Formada em Engenharia Civil, a convidada da entidade faz parte do Conselho de Meio Ambiente da Federação das Indústrias do Rio Grande do Sul (Fiergs). O pioneirismo na transição energética gaúcha foi da DGE, por meio de projetos alternativos de geração de energia, lembrou Daniela.
“Entre três e cinco anos, vocês vão ouvir falar muito da geração de energia, não só da eólica”, disse a palestrante. “O Rio Grande do Sul não é autossuficiente em energia. Importamos energia”, alertou Daniela, citando a necessidade de investimentos. Em 2025, o Sindienergia contabiliza 104 empresas associadas de diferentes regiões do país e também de fora, com a expectativa de gerar 150 mil postos de trabalho até 2050. Neste contexto, o setor está fazendo o maior investimento da história do Rio Grande do Sul, com o maior potencial de tecnologia offshore, graças ao momento de avançada capacidade tecnológica. “E não estamos trabalhando em 100% dos projetos”, destacou.

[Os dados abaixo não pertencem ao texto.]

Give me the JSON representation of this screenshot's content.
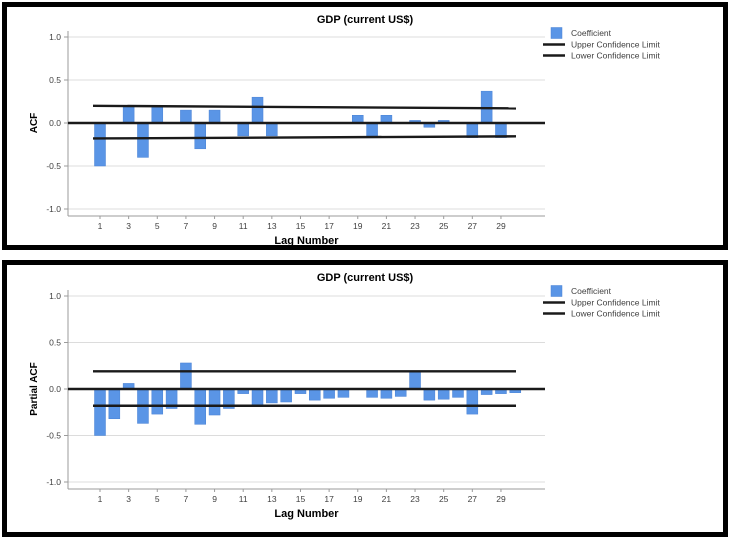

São mais R$ 500 milhões em potencial de investimentos na área de oportunidades econômicas relacionadas à geração de energias e temas correlatos. Um estudo técnico desenvolvido com a Portos RS busca trabalhar projeto unindo terra e mar, utilizando com segurança uma infraestrutura que inclui os modais ferroviário e fluvial. O Rio Grande do Sul tem todas as fontes de energia. “É o único estado do país”, disse Daniela. Para ela, o maior desafio para a Zona Sul alavancar o seu potencial – que considera gigantesco – é ampliar sua representatividade política e social para que sejam adotados novos modelos de desenvolvimento. “A sociedade é que tem que se mexer”, afirmou.